NEWS STORY: Attorneys argue `landmark’ church political ads tax case

c. 1998 Religion News Service WASHINGTON _ In a possible landmark case, attorneys for a Vestal, N.Y., church argued Thursday (Oct. 29) that the Internal Revenue Service wrongly lifted the conservative congregation’s tax-free status after it sponsored 1992 newspaper ads urging Christians not to vote for then-presidential candidate Bill Clinton. Appearing in U.S. District Court […]

c. 1998 Religion News Service

WASHINGTON _ In a possible landmark case, attorneys for a Vestal, N.Y., church argued Thursday (Oct. 29) that the Internal Revenue Service wrongly lifted the conservative congregation’s tax-free status after it sponsored 1992 newspaper ads urging Christians not to vote for then-presidential candidate Bill Clinton.

Appearing in U.S. District Court here, attorney Jay Sekulow charged the IRS action against The Church at Pierce Creek was little more than a political counterattack designed to silence anti-Clinton religious conservatives.


Sekulow said the Pierce Creek case hangs over conservative churches”like the sword of Damocles,”while politically active liberal congregations are left alone by the IRS. He equated Pierce Creek’s ads with political speeches made from church pulpits, and said both are constitutionally acceptable.”It is clear the IRS overstepped its authority in this case and reacted in a way that can only be seen as a flagrant display of bigotry and bias,”Sekulow said.

But government attorney Alan J.J. Swirski said that by putting its name and the name of Senior Pastor Daniel J. Little on the ads, and by asking for”tax-deductible donations”to help defer costs, Pierce Creek had crossed the line separating protected church political involvement from blatant partisanship, which is illegal under the tax code.”We think what the church did was unique,”said Swirski.”This was an official church act.” He also said the IRS has never sought to prevent Pierce Creek from expressing its political preferences.”It just can’t do it with tax-deductible dollars,”Swirski said.

Judge Paul Friedman, who heard the case, gave no indication of when he will rule. Whatever his decision, the case is likely to set a standard for church involvement in political activities, lawyers on both sides of the issue said.
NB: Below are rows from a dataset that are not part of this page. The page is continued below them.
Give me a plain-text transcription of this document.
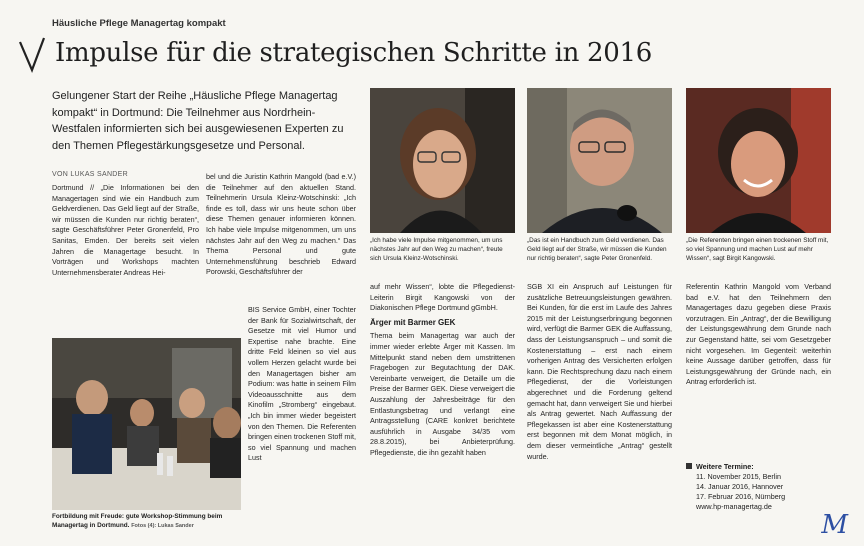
Häusliche Pflege Managertag kompakt
Impulse für die strategischen Schritte in 2016
Gelungener Start der Reihe „Häusliche Pflege Managertag kompakt“ in Dortmund: Die Teilnehmer aus Nordrhein-Westfalen informierten sich bei ausgewiesenen Experten zu den Themen Pflegestärkungsgesetze und Personal.
VON LUKAS SANDER

Dortmund // „Die Informationen bei den Managertagen sind wie ein Handbuch zum Geldverdienen. Das Geld liegt auf der Straße, wir müssen die Kunden nur richtig beraten“, sagte Geschäftsführer Peter Gronenfeld, Pro Sanitas, Emden. Der bereits seit vielen Jahren die Managertage besucht. In Vorträgen und Workshops machten Unternehmensberater Andreas Hei-

bel und die Juristin Kathrin Mangold (bad e.V.) die Teilnehmer auf den aktuellen Stand. Teilnehmerin Ursula Kleinz-Wotschinski: „Ich finde es toll, dass wir uns heute schon über diese Themen genauer informieren können. Ich habe viele Impulse mitgenommen, um uns nächstes Jahr auf den Weg zu machen.“ Das Thema Personal und gute Unternehmensführung beschrieb Edward Porowski, Geschäftsführer der

BIS Service GmbH, einer Tochter der Bank für Sozialwirtschaft, der Gesetze mit viel Humor und Expertise nahe brachte. Eine dritte Feld kleinen so viel aus vollem Herzen gelacht wurde bei den Managertagen bisher am Podium: was hatte in seinem Film Videoausschnitte aus dem Kinofilm „Stromberg“ eingebaut. „Ich bin immer wieder begeistert von den Themen. Die Referenten bringen einen trockenen Stoff mit, so viel Spannung und machen Lust

Fortbildung mit Freude: gute Workshop-Stimmung beim Managertag in Dortmund. Fotos (4): Lukas Sander
„Ich habe viele Impulse mitgenommen, um uns nächstes Jahr auf den Weg zu machen“, freute sich Ursula Kleinz-Wotschinski.
„Das ist ein Handbuch zum Geld verdienen. Das Geld liegt auf der Straße, wir müssen die Kunden nur richtig beraten“, sagte Peter Gronenfeld.
„Die Referenten bringen einen trockenen Stoff mit, so viel Spannung und machen Lust auf mehr Wissen“, sagt Birgit Kangowski.

auf mehr Wissen“, lobte die Pflegedienst-Leiterin Birgit Kangowski von der Diakonischen Pflege Dortmund gGmbH.

Ärger mit Barmer GEK

Thema beim Managertag war auch der immer wieder erlebte Ärger mit Kassen. Im Mittelpunkt stand neben dem umstrittenen Fragebogen zur Begutachtung der DAK. Vereinbarte verweigert, die Detaille um die Preise der Barmer GEK. Diese verweigert die Auszahlung der Jahresbeiträge für den Entlastungsbetrag und verlangt eine Antragsstellung (CARE konkret berichtete ausführlich in Ausgabe 34/35 vom 28.8.2015), bei Anbieterprüfung. Pflegedienste, die ihn gezahlt haben

SGB XI ein Anspruch auf Leistungen für zusätzliche Betreuungsleistungen gewähren. Bei Kunden, für die erst im Laufe des Jahres 2015 mit der Leistungserbringung begonnen wird, verfügt die Barmer GEK die Auffassung, dass der Leistungsanspruch – und somit die Kostenerstattung – erst nach einem vorherigen Antrag des Versicherten erfolgen kann. Die Rechtsprechung dazu nach einem Pflegedienst, der die Vorleistungen abgerechnet und die Forderung geltend gemacht hat, dann verweigert Sie und hierbei als Antrag gewertet. Nach Auffassung der Pflegekassen ist aber eine Kostenerstattung erst begonnen mit dem Monat möglich, in dem dieser vermeintliche „Antrag“ gestellt wurde.

Referentin Kathrin Mangold vom Verband bad e.V. hat den Teilnehmern den Managertages dazu gegeben diese Praxis vorzutragen. Ein „Antrag“, der die Bewilligung der Leistungsgewährung dem Grunde nach zur Gegenstand hätte, sei vom Gesetzgeber nicht vorgesehen. Im Gegenteil: weiterhin keine Aussage darüber getroffen, dass für Leistungsgewährung der Gründe nach, ein Antrag erforderlich ist.

Weitere Termine:
11. November 2015, Berlin
14. Januar 2016, Hannover
17. Februar 2016, Nürnberg
www.hp-managertag.de
M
Less than a week before the 1992 presidential election, Pierce Creek _ a 300-member, independent, evangelical congregation known as the home church of Randall Terry, former head of the militant anti-abortion group Operation Rescue _ placed ads in USA Today and the Washington Times that were headlined”Christian Beware.” The ads criticized Clinton for”promoting policies that are in rebellion to God’s Laws,”specifically,”abortion on demand,””the homosexual lifestyle”and”giving condoms to teenagers in public schools.”Noting the appeal of Clinton’s economic policies, the ads urged Christians not to put financial concerns ahead of the Ten Commandments.

The IRS entered the case after Americans United for Separation of Church and State, a Washington-based advocacy group, formally complained about the ads to the tax agency. After investigating, the IRS revoked Pierce Creek’s tax-free status in 1995.

It marked the first time a bona fide religious group had ever lost its tax-free status because of allegedly prohibited political activity. Soon after, the American Center for Law and Justice, the conservative legal agency established by religious broadcaster Pat Robertson, filed suit against the IRS on behalf of Pierce Creek.

Thursday, Sekulow, the ACLJ’s chief counsel, urged Friedman to order the IRS to officially restore Pierce Creek’s tax-free status. Despite losing that status, the church has not been ordered to pay taxes and its supporters may still claim donations to the church as personal deductions, Sekulow said in arguing the case’s political nature.


Swirski asked the judge to find that the IRS acted properly. In an effort to show the IRS has not singled out Pierce Creek, Swirski said the agency is currently investigating 12 other religious institutions also involved in political activities. Twenty-three other cases have been dropped for lack of evidence and four such cases have been quietly settled, he added.

He gave no further details about the religious institutions involved.

Following the court hearing, the Rev. Barry Lynn, Americans United’s executive director, characterized Sekulow’s arguments as”the hardest possible line. He continues to argue for no regulation of any political activity by a church by a tax agency or election law.” Lynn _ whose liberal organization is a bitter foe of religious conservatives _ called Pierce Creek”the most important case on religion and politics that’s ever found itself on the way, as this one certainly is, to the Supreme Court.”